When beginning, many painters are afraid to make mistakes, or to "mess up" their paintings.
Being expressive comes with a little risk. Like Bob Ross always said, "Let's get crazy now. Let's add a little rock right there." He always had a general idea about what he was going to paint, but he also just "let it happen".
Oil is a very nice medium to use for expression since it blends well and doesn't dry too quickly. It is my favorite painting medium between the ones I have used in the past (acrylic and water color).
To become a little more expressive, try little subtle things such as stroking the brush more quickly, leaving edges unfinished, making one long line with a brush, and then leaving it, make short little strokes in other places. Change it up a little. Go a little crazy, as Bob Ross would put it. Don't worry about messing up your painting. We learn best from our "mistakes".

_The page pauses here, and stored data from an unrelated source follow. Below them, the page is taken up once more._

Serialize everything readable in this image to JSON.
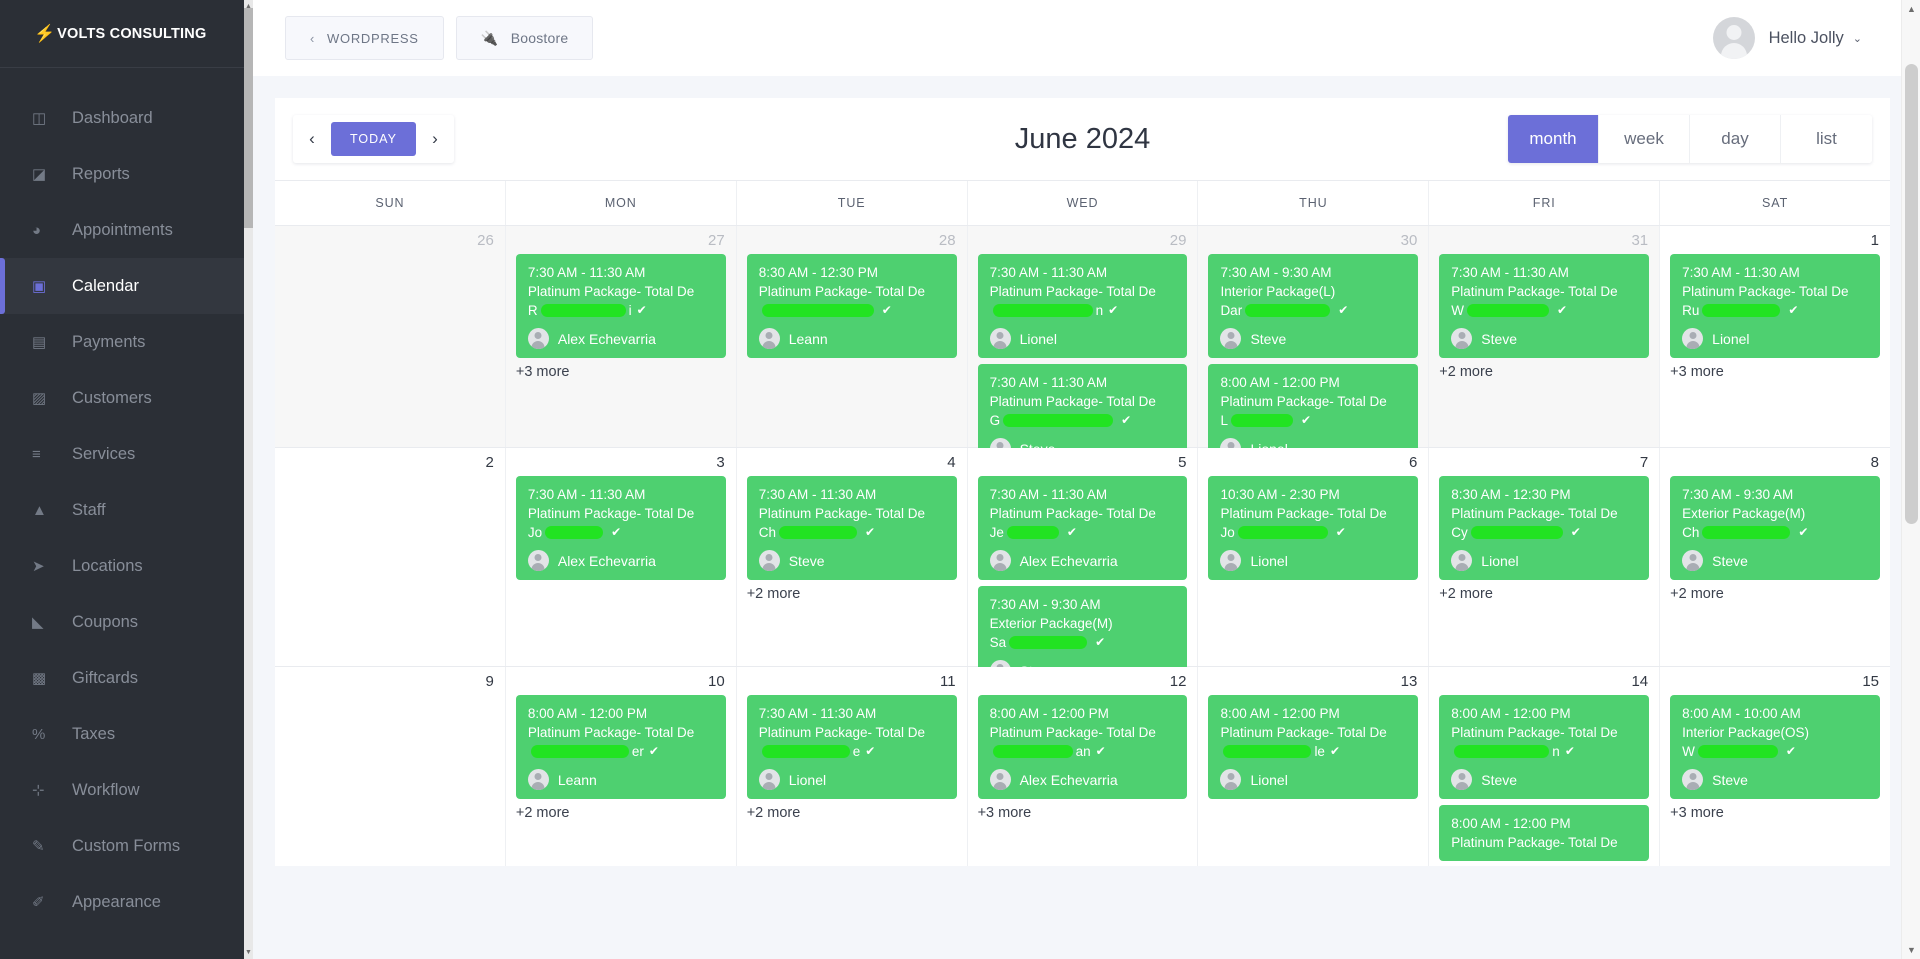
{
  "sidebar": {
    "brand": {
      "bolt": "⚡",
      "name": "VOLTS CONSULTING"
    },
    "items": [
      {
        "label": "Dashboard",
        "icon": "cube-icon",
        "glyph": "◫",
        "active": false
      },
      {
        "label": "Reports",
        "icon": "chart-icon",
        "glyph": "◪",
        "active": false
      },
      {
        "label": "Appointments",
        "icon": "clock-icon",
        "glyph": "◕",
        "active": false
      },
      {
        "label": "Calendar",
        "icon": "calendar-icon",
        "glyph": "▣",
        "active": true
      },
      {
        "label": "Payments",
        "icon": "wallet-icon",
        "glyph": "▤",
        "active": false
      },
      {
        "label": "Customers",
        "icon": "users-icon",
        "glyph": "▨",
        "active": false
      },
      {
        "label": "Services",
        "icon": "list-icon",
        "glyph": "≡",
        "active": false
      },
      {
        "label": "Staff",
        "icon": "person-icon",
        "glyph": "▲",
        "active": false
      },
      {
        "label": "Locations",
        "icon": "send-icon",
        "glyph": "➤",
        "active": false
      },
      {
        "label": "Coupons",
        "icon": "tag-icon",
        "glyph": "◣",
        "active": false
      },
      {
        "label": "Giftcards",
        "icon": "gift-icon",
        "glyph": "▩",
        "active": false
      },
      {
        "label": "Taxes",
        "icon": "percent-icon",
        "glyph": "%",
        "active": false
      },
      {
        "label": "Workflow",
        "icon": "workflow-icon",
        "glyph": "⊹",
        "active": false
      },
      {
        "label": "Custom Forms",
        "icon": "magicwand-icon",
        "glyph": "✎",
        "active": false
      },
      {
        "label": "Appearance",
        "icon": "paintbrush-icon",
        "glyph": "✐",
        "active": false
      }
    ]
  },
  "topbar": {
    "wordpress_label": "WORDPRESS",
    "wordpress_chevron": "‹",
    "boostore_label": "Boostore",
    "boostore_icon": "plugin-icon",
    "user_greeting": "Hello Jolly",
    "user_caret": "⌄"
  },
  "calendar": {
    "prev_label": "‹",
    "next_label": "›",
    "today_label": "TODAY",
    "title": "June 2024",
    "views": [
      {
        "label": "month",
        "active": true
      },
      {
        "label": "week",
        "active": false
      },
      {
        "label": "day",
        "active": false
      },
      {
        "label": "list",
        "active": false
      }
    ],
    "weekdays": [
      "SUN",
      "MON",
      "TUE",
      "WED",
      "THU",
      "FRI",
      "SAT"
    ],
    "weeks": [
      {
        "days": [
          {
            "num": "26",
            "other": true,
            "events": [],
            "more": ""
          },
          {
            "num": "27",
            "other": true,
            "events": [
              {
                "time": "7:30 AM - 11:30 AM",
                "package": "Platinum Package- Total De",
                "cust_prefix": "R",
                "cust_redact_w": 85,
                "cust_suffix": "i",
                "check": "✔",
                "staff": "Alex Echevarria"
              }
            ],
            "more": "+3 more"
          },
          {
            "num": "28",
            "other": true,
            "events": [
              {
                "time": "8:30 AM - 12:30 PM",
                "package": "Platinum Package- Total De",
                "cust_prefix": "",
                "cust_redact_w": 112,
                "cust_suffix": "",
                "check": "✔",
                "staff": "Leann"
              }
            ],
            "more": ""
          },
          {
            "num": "29",
            "other": true,
            "events": [
              {
                "time": "7:30 AM - 11:30 AM",
                "package": "Platinum Package- Total De",
                "cust_prefix": "",
                "cust_redact_w": 100,
                "cust_suffix": "n",
                "check": "✔",
                "staff": "Lionel"
              },
              {
                "time": "7:30 AM - 11:30 AM",
                "package": "Platinum Package- Total De",
                "cust_prefix": "G",
                "cust_redact_w": 110,
                "cust_suffix": "",
                "check": "✔",
                "staff": "Steve"
              }
            ],
            "more": ""
          },
          {
            "num": "30",
            "other": true,
            "events": [
              {
                "time": "7:30 AM - 9:30 AM",
                "package": "Interior Package(L)",
                "cust_prefix": "Dar",
                "cust_redact_w": 85,
                "cust_suffix": "",
                "check": "✔",
                "staff": "Steve"
              },
              {
                "time": "8:00 AM - 12:00 PM",
                "package": "Platinum Package- Total De",
                "cust_prefix": "L",
                "cust_redact_w": 62,
                "cust_suffix": "",
                "check": "✔",
                "staff": "Lionel"
              }
            ],
            "more": ""
          },
          {
            "num": "31",
            "other": true,
            "events": [
              {
                "time": "7:30 AM - 11:30 AM",
                "package": "Platinum Package- Total De",
                "cust_prefix": "W",
                "cust_redact_w": 82,
                "cust_suffix": "",
                "check": "✔",
                "staff": "Steve"
              }
            ],
            "more": "+2 more"
          },
          {
            "num": "1",
            "other": false,
            "events": [
              {
                "time": "7:30 AM - 11:30 AM",
                "package": "Platinum Package- Total De",
                "cust_prefix": "Ru",
                "cust_redact_w": 78,
                "cust_suffix": "",
                "check": "✔",
                "staff": "Lionel"
              }
            ],
            "more": "+3 more"
          }
        ]
      },
      {
        "days": [
          {
            "num": "2",
            "other": false,
            "events": [],
            "more": ""
          },
          {
            "num": "3",
            "other": false,
            "events": [
              {
                "time": "7:30 AM - 11:30 AM",
                "package": "Platinum Package- Total De",
                "cust_prefix": "Jo",
                "cust_redact_w": 58,
                "cust_suffix": "",
                "check": "✔",
                "staff": "Alex Echevarria"
              }
            ],
            "more": ""
          },
          {
            "num": "4",
            "other": false,
            "events": [
              {
                "time": "7:30 AM - 11:30 AM",
                "package": "Platinum Package- Total De",
                "cust_prefix": "Ch",
                "cust_redact_w": 78,
                "cust_suffix": "",
                "check": "✔",
                "staff": "Steve"
              }
            ],
            "more": "+2 more"
          },
          {
            "num": "5",
            "other": false,
            "events": [
              {
                "time": "7:30 AM - 11:30 AM",
                "package": "Platinum Package- Total De",
                "cust_prefix": "Je",
                "cust_redact_w": 52,
                "cust_suffix": "",
                "check": "✔",
                "staff": "Alex Echevarria"
              },
              {
                "time": "7:30 AM - 9:30 AM",
                "package": "Exterior Package(M)",
                "cust_prefix": "Sa",
                "cust_redact_w": 78,
                "cust_suffix": "",
                "check": "✔",
                "staff": "Steve"
              }
            ],
            "more": ""
          },
          {
            "num": "6",
            "other": false,
            "events": [
              {
                "time": "10:30 AM - 2:30 PM",
                "package": "Platinum Package- Total De",
                "cust_prefix": "Jo",
                "cust_redact_w": 90,
                "cust_suffix": "",
                "check": "✔",
                "staff": "Lionel"
              }
            ],
            "more": ""
          },
          {
            "num": "7",
            "other": false,
            "events": [
              {
                "time": "8:30 AM - 12:30 PM",
                "package": "Platinum Package- Total De",
                "cust_prefix": "Cy",
                "cust_redact_w": 92,
                "cust_suffix": "",
                "check": "✔",
                "staff": "Lionel"
              }
            ],
            "more": "+2 more"
          },
          {
            "num": "8",
            "other": false,
            "events": [
              {
                "time": "7:30 AM - 9:30 AM",
                "package": "Exterior Package(M)",
                "cust_prefix": "Ch",
                "cust_redact_w": 88,
                "cust_suffix": "",
                "check": "✔",
                "staff": "Steve"
              }
            ],
            "more": "+2 more"
          }
        ]
      },
      {
        "days": [
          {
            "num": "9",
            "other": false,
            "events": [],
            "more": ""
          },
          {
            "num": "10",
            "other": false,
            "events": [
              {
                "time": "8:00 AM - 12:00 PM",
                "package": "Platinum Package- Total De",
                "cust_prefix": "",
                "cust_redact_w": 98,
                "cust_suffix": "er",
                "check": "✔",
                "staff": "Leann"
              }
            ],
            "more": "+2 more"
          },
          {
            "num": "11",
            "other": false,
            "events": [
              {
                "time": "7:30 AM - 11:30 AM",
                "package": "Platinum Package- Total De",
                "cust_prefix": "",
                "cust_redact_w": 88,
                "cust_suffix": "e",
                "check": "✔",
                "staff": "Lionel"
              }
            ],
            "more": "+2 more"
          },
          {
            "num": "12",
            "other": false,
            "events": [
              {
                "time": "8:00 AM - 12:00 PM",
                "package": "Platinum Package- Total De",
                "cust_prefix": "",
                "cust_redact_w": 80,
                "cust_suffix": "an",
                "check": "✔",
                "staff": "Alex Echevarria"
              }
            ],
            "more": "+3 more"
          },
          {
            "num": "13",
            "other": false,
            "events": [
              {
                "time": "8:00 AM - 12:00 PM",
                "package": "Platinum Package- Total De",
                "cust_prefix": "",
                "cust_redact_w": 88,
                "cust_suffix": "le",
                "check": "✔",
                "staff": "Lionel"
              }
            ],
            "more": ""
          },
          {
            "num": "14",
            "other": false,
            "events": [
              {
                "time": "8:00 AM - 12:00 PM",
                "package": "Platinum Package- Total De",
                "cust_prefix": "",
                "cust_redact_w": 95,
                "cust_suffix": "n",
                "check": "✔",
                "staff": "Steve"
              },
              {
                "time": "8:00 AM - 12:00 PM",
                "package": "Platinum Package- Total De",
                "cust_prefix": "",
                "cust_redact_w": 0,
                "cust_suffix": "",
                "check": "",
                "staff": ""
              }
            ],
            "more": ""
          },
          {
            "num": "15",
            "other": false,
            "events": [
              {
                "time": "8:00 AM - 10:00 AM",
                "package": "Interior Package(OS)",
                "cust_prefix": "W",
                "cust_redact_w": 80,
                "cust_suffix": "",
                "check": "✔",
                "staff": "Steve"
              }
            ],
            "more": "+3 more"
          }
        ]
      }
    ]
  }
}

I am pretty certain a "mistake" will be tolerated in your class. Take a risk. Add more blobs of white. Use your blank canvas as part of the painting. Do whatever you FEEL like. If you feel frustrated that day, make the picture more violent by scraping away some of the paint. Whatever idea pops into your head, JUST DO IT. Maybe you want the shadow on the pear on the OTHER side of the fruit, on the wrong side of the light source. Just try it! You might like it.
You could also try a helpful expression exercise: pick an object, pick a definitive kind of music (quick, angry, romantic, silly), and paint or draw the object in the way the music makes you feel. The biggest key with this exercise is not to think about it too much. Just let your hand do all the work. Don't be afraid to put a big blob of blue all over that apple!
Another great way to start those expressive juices pumping is to look at other people's paintings and see what they are up to.
Hope this helps. Best regards for your class and paintings!